Dans un courriel adressé à Libération, Pierre Notte s’est dit “dévasté par la situation”, affirmant avoir vécu “une histoire d’amour” où Alban K. n’était “ni terrorisé, ni impressionné, ni contraint, ni forcé, ni soumis”. .

Étudiant « fragile »

Au moment des faits reprochés, Alban K. suivait l’option théâtre dirigée par Pierre Notte, dans un lycée de région parisienne. Sa plainte, déposée au civil en septembre 2022 et dont l’AFP a eu connaissance, décrit un étudiant « isolé et fragile », victime de harcèlement et souffrant de l’état de santé d’un père malade.

Dans ce contexte, les cours de Pierre Notte « l’émerveillent », confie Alban K. à l’AFP. “Au tout début, j’avais de lui une image très positive, ouverte, gentille, curieuse, protectrice.” Après un voyage scolaire en février 2004, où l’enseignant « faisait en sorte de se rapprocher encore plus de l’élève », selon la plainte, l’adolescent lui a proposé un rendez-vous dans un café, mais Pierre Notte l’a emmené chez lui.
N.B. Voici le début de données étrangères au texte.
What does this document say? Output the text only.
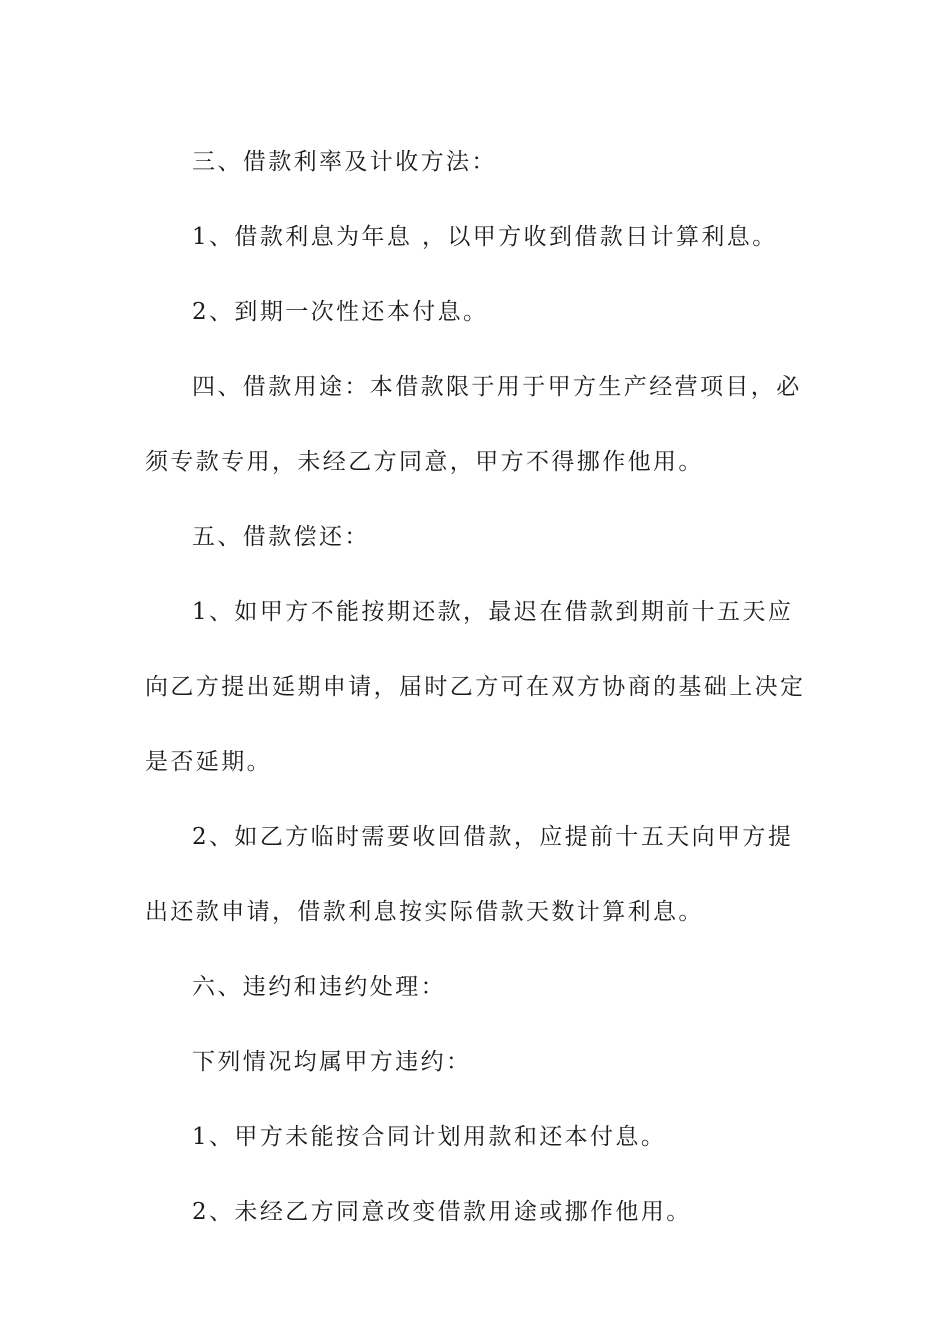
三、借款利率及计收方法：

1、借款利息为年息 ，以甲方收到借款日计算利息。

2、到期一次性还本付息。

四、借款用途：本借款限于用于甲方生产经营项目，必须专款专用，未经乙方同意，甲方不得挪作他用。

五、借款偿还：

1、如甲方不能按期还款，最迟在借款到期前十五天应向乙方提出延期申请，届时乙方可在双方协商的基础上决定是否延期。

2、如乙方临时需要收回借款，应提前十五天向甲方提出还款申请，借款利息按实际借款天数计算利息。

六、违约和违约处理：

下列情况均属甲方违约：

1、甲方未能按合同计划用款和还本付息。

2、未经乙方同意改变借款用途或挪作他用。
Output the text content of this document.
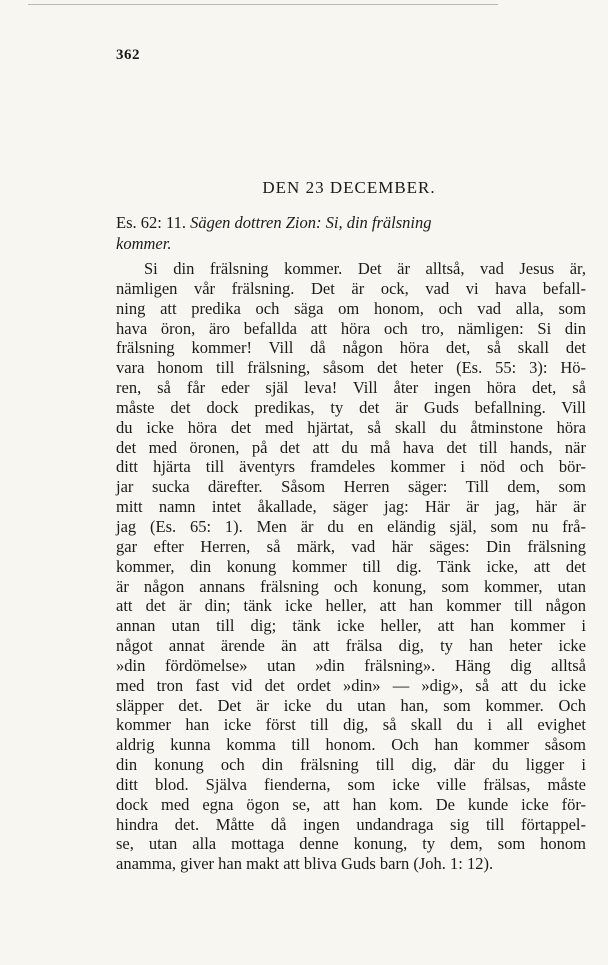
362
DEN 23 DECEMBER.
Es. 62: 11. Sägen dottren Zion: Si, din frälsning
kommer.
Si din frälsning kommer. Det är alltså, vad Jesus är,
nämligen vår frälsning. Det är ock, vad vi hava befall-
ning att predika och säga om honom, och vad alla, som
hava öron, äro befallda att höra och tro, nämligen: Si din
frälsning kommer! Vill då någon höra det, så skall det
vara honom till frälsning, såsom det heter (Es. 55: 3): Hö-
ren, så får eder själ leva! Vill åter ingen höra det, så
måste det dock predikas, ty det är Guds befallning. Vill
du icke höra det med hjärtat, så skall du åtminstone höra
det med öronen, på det att du må hava det till hands, när
ditt hjärta till äventyrs framdeles kommer i nöd och bör-
jar sucka därefter. Såsom Herren säger: Till dem, som
mitt namn intet åkallade, säger jag: Här är jag, här är
jag (Es. 65: 1). Men är du en eländig själ, som nu frå-
gar efter Herren, så märk, vad här säges: Din frälsning
kommer, din konung kommer till dig. Tänk icke, att det
är någon annans frälsning och konung, som kommer, utan
att det är din; tänk icke heller, att han kommer till någon
annan utan till dig; tänk icke heller, att han kommer i
något annat ärende än att frälsa dig, ty han heter icke
»din fördömelse» utan »din frälsning». Häng dig alltså
med tron fast vid det ordet »din» — »dig», så att du icke
släpper det. Det är icke du utan han, som kommer. Och
kommer han icke först till dig, så skall du i all evighet
aldrig kunna komma till honom. Och han kommer såsom
din konung och din frälsning till dig, där du ligger i
ditt blod. Själva fienderna, som icke ville frälsas, måste
dock med egna ögon se, att han kom. De kunde icke för-
hindra det. Måtte då ingen undandraga sig till förtappel-
se, utan alla mottaga denne konung, ty dem, som honom
anamma, giver han makt att bliva Guds barn (Joh. 1: 12).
Alban K. décrit une première agression sexuelle. Il se retrouve confronté « à une sexualité qui le dépasse, le choque et le dégoûte » lors de « réunions hebdomadaires et pendant les vacances scolaires », précise la plainte. Alban K. se souvient avoir été « effrayé » par le professeur, « un vrai despote ». “J’étais conditionné à devoir lui prouver que je l’aimais, qu’il était le meilleur, sinon il menacerait de se suicider.”

Leur relation dure jusqu’à l’entrée d’Alban K. à l’université. Il a rompu en 2010 et est parti vivre au Canada. Pierre Notte a été placé sous le statut plus favorable de témoin assisté pour viols conjugaux de 2005 à 2011.

“J’ai su répondre à ses aberrations”

Représenté par Léa Forestier et Alix Aubenas, Alban K. portera plainte en décembre 2021, écoeuré par « l’impunité » de Pierre Notte qui foule la scène parisienne avec un morceau « revendicatif du mouvement MeToo » : « Je te pardonne (Harvey Weinstein). Pour le plaignant, son « impunité » se nourrit aussi du récit autobiographique « Sortir du rang des assassins » (édition Gallimard, avril 2018).

Pierre Notte raconte l’histoire d’un personnage, « Non », qui « joue les saints » mais « tisse magistralement la toile de son enlèvement de séduction » sur un jeune dont il vante le « corps d’enfant », selon ses propres mots. “La réalité ne lui suffit pas, il doit aussi l’écrire, la publier et en faire la publicité”, s’indigne auprès de l’AFP Alban K, qui craint que Pierre Notte “encule d’autres personnes en le faisant”. air”. La plainte cite également le journal du dramaturge, dans lequel il appelle l’adolescent « mon prince ».

Cette vénération est « totalement en décalage » avec ce qu’Alban K. affirme avoir vécu : « Il décidait même quand, et comment, je devais me laver, ne supportait pas que je prenne l’initiative ».

Après la rupture, le souvenir de Pierre Notte lui provoque des crises d’angoisse. Cette « peur a disparu », a-t-il déclaré lors de leur confrontation. «Je pensais que j’allais m’effondrer, mais c’est une colère froide qui s’est manifestée pendant quatre heures. J’ai pu répondre de manière très rationnelle à ses aberrations », raconte Alban K.